Mon. May 22, 2017 5:15 PM - 6:30 PM Poster Hall (International Exhibition Hall HALL7)

[AOS14-P09] Impact of mesoscale eddies on spring bloom initiation in the Japan Sea

★Invited papers

*Eligio de Raus Maure1, Joji Ishizaka2, Chiho Sukigara1, Yoshihisa Mino2, Hidenori Aiki2, Takeshi Matsuno3, Hiroyuki Tomita2 (1.Graduate School of Envrionmental Studies, Nagoya University, 2.Institute for Space-Earth Environmental Research, Nagoya University, 3.Research Institute for Applied Mechanics, Kyushu University)

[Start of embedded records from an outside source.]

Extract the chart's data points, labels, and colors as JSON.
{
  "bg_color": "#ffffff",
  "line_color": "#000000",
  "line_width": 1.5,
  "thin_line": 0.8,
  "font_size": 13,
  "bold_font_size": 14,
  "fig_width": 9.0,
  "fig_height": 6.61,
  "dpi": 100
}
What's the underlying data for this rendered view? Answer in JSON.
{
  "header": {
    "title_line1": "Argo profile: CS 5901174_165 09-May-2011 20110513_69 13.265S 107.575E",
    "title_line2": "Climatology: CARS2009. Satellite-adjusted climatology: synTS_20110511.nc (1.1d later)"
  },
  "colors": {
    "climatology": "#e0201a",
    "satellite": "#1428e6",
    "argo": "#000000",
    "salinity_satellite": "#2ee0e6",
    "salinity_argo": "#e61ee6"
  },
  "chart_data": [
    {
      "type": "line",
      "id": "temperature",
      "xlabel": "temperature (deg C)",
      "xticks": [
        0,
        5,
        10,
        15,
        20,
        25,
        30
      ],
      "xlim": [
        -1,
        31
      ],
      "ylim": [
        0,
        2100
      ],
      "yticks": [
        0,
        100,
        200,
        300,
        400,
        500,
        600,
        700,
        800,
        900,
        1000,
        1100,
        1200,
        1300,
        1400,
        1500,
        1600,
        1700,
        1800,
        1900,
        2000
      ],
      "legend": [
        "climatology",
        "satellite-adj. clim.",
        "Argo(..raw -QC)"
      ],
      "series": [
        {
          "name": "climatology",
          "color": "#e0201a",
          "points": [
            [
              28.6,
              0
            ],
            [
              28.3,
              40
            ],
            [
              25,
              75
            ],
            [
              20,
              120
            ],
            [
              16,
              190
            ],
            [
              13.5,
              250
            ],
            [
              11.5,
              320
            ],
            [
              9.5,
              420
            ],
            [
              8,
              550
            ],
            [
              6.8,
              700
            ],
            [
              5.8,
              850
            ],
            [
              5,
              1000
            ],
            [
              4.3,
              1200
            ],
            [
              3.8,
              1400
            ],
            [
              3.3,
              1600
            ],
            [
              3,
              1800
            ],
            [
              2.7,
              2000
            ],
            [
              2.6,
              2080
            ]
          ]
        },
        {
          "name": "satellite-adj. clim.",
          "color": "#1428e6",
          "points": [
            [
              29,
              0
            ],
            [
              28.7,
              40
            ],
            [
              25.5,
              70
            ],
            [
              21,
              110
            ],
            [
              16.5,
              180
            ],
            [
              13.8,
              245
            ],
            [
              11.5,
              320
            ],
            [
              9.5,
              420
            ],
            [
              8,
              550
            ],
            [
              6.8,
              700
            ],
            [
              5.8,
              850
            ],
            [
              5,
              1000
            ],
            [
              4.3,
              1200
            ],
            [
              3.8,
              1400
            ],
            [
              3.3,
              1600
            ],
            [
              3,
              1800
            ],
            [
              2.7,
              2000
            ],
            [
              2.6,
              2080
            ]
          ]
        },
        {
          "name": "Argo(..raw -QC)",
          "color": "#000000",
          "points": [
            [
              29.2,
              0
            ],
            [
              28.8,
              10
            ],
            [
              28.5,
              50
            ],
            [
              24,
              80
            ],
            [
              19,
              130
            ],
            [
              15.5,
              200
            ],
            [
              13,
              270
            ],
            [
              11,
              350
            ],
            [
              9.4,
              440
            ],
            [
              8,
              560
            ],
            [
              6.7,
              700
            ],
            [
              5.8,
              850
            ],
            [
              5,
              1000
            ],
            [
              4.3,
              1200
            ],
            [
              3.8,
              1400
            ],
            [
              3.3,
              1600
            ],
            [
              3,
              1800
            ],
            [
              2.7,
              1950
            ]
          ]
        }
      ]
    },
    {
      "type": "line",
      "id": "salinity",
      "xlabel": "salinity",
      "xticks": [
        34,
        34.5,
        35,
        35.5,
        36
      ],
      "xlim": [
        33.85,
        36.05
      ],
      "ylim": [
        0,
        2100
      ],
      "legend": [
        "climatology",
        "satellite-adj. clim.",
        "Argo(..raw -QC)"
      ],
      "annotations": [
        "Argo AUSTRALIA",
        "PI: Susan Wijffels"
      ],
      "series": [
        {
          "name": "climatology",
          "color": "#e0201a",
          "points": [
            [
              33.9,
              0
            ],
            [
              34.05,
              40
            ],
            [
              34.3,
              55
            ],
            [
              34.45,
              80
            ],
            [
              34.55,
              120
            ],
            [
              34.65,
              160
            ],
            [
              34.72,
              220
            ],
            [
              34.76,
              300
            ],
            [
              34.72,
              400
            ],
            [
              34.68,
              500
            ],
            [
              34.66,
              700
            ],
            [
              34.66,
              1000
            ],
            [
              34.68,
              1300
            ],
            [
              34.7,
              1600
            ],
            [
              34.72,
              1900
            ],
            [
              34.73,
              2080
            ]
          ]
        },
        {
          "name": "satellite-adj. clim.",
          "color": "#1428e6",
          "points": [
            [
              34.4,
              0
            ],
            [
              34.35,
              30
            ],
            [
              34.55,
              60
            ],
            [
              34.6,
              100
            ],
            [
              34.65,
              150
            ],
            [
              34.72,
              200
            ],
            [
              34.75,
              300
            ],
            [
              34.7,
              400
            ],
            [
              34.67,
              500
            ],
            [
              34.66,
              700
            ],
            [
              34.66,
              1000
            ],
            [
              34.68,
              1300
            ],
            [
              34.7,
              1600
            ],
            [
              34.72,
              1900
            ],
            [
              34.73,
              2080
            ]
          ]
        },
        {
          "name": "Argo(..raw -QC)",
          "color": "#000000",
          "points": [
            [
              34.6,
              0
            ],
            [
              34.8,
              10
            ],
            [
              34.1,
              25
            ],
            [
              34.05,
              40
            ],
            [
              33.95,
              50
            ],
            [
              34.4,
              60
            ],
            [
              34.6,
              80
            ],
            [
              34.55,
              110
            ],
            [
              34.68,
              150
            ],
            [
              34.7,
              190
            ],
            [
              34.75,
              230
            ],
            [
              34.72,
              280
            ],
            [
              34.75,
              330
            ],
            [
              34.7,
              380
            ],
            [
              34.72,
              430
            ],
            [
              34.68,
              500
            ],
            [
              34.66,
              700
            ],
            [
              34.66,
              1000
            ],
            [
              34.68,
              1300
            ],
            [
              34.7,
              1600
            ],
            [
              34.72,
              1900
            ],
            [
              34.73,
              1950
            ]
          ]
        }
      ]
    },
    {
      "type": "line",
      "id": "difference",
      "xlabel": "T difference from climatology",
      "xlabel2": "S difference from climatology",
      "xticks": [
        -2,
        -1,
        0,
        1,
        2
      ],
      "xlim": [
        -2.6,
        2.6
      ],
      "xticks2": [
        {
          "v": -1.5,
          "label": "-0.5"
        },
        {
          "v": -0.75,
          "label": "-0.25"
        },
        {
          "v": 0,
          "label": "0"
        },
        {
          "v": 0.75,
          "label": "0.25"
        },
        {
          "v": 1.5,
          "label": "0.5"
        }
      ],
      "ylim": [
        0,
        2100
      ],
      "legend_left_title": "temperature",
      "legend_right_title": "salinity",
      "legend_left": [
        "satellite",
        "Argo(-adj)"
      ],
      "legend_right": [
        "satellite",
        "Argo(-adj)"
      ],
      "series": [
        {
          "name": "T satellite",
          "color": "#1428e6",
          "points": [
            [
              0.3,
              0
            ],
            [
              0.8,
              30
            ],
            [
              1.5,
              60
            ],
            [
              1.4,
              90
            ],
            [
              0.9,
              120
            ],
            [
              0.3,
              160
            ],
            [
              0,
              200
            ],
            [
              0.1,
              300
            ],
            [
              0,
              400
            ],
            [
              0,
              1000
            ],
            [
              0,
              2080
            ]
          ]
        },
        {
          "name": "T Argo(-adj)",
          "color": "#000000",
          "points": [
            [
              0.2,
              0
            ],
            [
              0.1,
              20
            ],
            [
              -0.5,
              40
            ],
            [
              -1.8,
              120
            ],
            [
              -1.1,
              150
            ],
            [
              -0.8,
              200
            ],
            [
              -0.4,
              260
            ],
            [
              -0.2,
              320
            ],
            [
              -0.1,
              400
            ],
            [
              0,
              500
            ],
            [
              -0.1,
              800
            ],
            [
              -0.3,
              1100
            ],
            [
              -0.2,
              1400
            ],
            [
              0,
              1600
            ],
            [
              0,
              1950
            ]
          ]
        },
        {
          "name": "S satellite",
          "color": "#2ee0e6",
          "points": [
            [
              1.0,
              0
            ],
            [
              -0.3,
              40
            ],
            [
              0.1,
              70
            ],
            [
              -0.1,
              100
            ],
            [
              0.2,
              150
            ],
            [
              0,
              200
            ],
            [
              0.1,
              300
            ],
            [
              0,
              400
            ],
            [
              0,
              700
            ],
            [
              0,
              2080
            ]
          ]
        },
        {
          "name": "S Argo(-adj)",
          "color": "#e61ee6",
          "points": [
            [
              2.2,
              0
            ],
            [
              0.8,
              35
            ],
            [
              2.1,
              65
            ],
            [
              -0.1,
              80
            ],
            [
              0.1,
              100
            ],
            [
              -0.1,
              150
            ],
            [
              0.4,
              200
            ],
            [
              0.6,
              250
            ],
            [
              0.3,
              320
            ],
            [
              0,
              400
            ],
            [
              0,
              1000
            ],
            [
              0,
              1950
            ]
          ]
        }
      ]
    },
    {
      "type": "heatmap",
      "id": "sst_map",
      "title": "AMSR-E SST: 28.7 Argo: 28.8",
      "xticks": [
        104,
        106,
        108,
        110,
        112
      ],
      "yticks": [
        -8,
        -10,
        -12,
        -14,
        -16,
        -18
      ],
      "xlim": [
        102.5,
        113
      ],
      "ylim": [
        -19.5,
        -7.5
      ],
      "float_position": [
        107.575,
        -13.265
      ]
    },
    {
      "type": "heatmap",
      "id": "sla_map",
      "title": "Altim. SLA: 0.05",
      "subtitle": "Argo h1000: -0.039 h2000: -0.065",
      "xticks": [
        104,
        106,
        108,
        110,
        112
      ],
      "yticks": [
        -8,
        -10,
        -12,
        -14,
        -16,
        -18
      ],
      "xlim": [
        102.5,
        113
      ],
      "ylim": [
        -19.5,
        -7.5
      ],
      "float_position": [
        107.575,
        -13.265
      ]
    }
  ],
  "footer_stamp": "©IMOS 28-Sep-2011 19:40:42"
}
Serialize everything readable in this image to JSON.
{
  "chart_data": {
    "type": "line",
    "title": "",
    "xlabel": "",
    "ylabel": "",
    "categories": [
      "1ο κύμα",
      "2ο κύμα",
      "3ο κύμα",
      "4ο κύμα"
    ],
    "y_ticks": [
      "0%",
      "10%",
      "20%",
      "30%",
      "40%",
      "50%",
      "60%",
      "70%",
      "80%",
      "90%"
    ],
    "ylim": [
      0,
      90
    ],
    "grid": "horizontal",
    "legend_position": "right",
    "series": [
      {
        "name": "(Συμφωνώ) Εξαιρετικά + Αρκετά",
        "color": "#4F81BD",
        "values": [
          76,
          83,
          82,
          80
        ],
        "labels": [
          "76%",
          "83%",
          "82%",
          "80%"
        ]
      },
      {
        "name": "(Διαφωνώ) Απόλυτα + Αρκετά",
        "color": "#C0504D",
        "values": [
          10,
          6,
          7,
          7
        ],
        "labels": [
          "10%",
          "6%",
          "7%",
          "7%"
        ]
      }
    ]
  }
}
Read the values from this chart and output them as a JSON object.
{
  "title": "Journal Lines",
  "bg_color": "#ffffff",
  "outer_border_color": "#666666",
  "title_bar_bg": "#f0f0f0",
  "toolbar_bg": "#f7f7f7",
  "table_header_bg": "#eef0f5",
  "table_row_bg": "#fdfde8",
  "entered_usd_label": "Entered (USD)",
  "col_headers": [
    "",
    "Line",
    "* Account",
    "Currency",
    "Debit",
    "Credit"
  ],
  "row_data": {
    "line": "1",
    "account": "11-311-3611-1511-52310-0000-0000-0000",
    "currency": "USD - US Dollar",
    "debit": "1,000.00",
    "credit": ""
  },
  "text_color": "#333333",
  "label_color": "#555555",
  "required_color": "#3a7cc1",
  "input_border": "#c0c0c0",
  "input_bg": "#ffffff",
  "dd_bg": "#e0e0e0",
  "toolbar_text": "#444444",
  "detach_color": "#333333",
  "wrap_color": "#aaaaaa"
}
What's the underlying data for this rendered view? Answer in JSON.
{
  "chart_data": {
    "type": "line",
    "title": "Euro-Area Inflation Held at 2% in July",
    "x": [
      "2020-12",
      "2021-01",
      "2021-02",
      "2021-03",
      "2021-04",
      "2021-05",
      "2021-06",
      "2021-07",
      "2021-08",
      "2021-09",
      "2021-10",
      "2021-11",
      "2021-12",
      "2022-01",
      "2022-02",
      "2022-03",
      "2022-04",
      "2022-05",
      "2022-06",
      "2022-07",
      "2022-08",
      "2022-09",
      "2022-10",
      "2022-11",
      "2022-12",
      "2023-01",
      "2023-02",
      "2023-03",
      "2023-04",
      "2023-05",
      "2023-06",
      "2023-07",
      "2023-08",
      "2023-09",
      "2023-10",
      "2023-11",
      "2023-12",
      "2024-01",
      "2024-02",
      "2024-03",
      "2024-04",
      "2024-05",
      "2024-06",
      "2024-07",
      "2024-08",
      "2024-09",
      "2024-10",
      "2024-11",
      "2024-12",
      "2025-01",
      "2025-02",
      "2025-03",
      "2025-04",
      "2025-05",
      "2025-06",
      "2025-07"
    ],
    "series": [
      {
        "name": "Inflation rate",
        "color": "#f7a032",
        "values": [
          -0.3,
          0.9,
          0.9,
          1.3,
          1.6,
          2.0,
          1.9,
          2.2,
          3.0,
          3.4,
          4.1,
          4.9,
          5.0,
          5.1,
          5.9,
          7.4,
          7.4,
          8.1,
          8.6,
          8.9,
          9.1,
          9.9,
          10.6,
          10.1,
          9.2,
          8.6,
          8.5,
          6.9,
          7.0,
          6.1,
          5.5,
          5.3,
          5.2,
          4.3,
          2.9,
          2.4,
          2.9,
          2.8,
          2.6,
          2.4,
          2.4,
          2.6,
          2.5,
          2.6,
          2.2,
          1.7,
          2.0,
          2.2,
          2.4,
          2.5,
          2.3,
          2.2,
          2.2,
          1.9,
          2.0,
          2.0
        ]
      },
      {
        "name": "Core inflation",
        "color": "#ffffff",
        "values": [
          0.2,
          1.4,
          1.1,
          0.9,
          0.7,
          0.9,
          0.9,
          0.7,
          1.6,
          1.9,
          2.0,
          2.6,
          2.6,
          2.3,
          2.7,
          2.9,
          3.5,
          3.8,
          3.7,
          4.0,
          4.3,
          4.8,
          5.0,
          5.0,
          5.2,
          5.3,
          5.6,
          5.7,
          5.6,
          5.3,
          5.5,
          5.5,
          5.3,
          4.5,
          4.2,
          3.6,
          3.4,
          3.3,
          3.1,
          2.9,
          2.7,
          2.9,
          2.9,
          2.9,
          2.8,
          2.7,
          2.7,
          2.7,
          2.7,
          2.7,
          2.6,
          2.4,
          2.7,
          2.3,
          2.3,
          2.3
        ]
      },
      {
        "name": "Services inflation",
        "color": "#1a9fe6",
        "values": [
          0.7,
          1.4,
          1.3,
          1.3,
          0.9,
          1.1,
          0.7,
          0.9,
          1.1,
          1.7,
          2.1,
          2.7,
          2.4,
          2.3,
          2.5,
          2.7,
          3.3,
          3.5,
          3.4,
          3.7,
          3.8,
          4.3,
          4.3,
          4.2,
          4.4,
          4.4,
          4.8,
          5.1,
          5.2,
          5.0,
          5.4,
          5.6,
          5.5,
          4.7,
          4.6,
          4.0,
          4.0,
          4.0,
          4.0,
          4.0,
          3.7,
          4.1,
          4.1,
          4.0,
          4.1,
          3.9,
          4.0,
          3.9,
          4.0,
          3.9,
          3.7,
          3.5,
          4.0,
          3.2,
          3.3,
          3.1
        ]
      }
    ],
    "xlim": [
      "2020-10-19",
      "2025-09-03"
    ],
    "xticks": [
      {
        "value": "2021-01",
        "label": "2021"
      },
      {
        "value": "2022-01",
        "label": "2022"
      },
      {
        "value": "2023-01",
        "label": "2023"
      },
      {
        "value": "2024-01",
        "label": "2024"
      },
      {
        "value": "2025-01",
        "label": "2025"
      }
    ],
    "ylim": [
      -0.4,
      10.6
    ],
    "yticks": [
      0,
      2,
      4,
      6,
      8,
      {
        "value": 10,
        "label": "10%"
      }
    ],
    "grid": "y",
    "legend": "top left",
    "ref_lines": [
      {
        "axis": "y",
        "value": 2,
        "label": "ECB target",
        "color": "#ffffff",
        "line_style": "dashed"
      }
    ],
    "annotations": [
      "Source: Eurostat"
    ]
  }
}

Keywords:Mesoscale eddies, mixed layer depth, phytoplankton, spring bloom

Mesoscale eddies play an important role in the ocean primary production and biogeochemical processes and induce large spatial and temporal variability of near surface chlorophyll-a concentration (CHL). In particular, they are known to impact on the temporal variation of mixed layer depth (MLD), which is important for biological processes such as phytoplankton spring bloom phenomenon, a recurring phenomenon observed in temperate seas that results in large increase in phytoplankton abundance in springtime. In this study we investigated the influence of mesoscale eddies on timing of spring bloom initiation in the Yamato Basin region (133-139º E and 35-39.5º N), Japan Sea, in a period spanning 2002-2011. We identified mesoscale eddies based on geometric characteristic of satellite estimated geostrophic velocity around eddies (Nencioli et al., 2010). Eddy region was defined based sea level anomaly (SLA) data as the outmost closed contour of SLA enclosing identified centre (Chelton et al., 2011). CHL from winter (January) to early summer (June) was used to capture the spring bloom event. We also used in-situ profiles of temperature-salinity data within eddy region to estimate the MLD on individual profiles as the density change of 0.03 kg m–3 from surface reference level (10 m). Results showed that bloom was initiated early in cyclonic eddies (CEs) with shallow MLD (mostly < 100 m) compared to anticyclonic eddies (AEs) in which it was initiated despite the deeper MLD (> 100 m). From the examination of net heat flux (Q0) within eddies we found that the onset of spring bloom in CEs occurred while large heat loss to the atmosphere was being observed, whereas in AEs it was observed close to the commencement of positive Q0. This suggested that in AEs relaxation of turbulent mixing was important for bloom to start, whereas in CEs, because of shallower MLD, improved light condition for phytoplankton growth within the turbulent layer was reached earlier, thus triggering the bloom.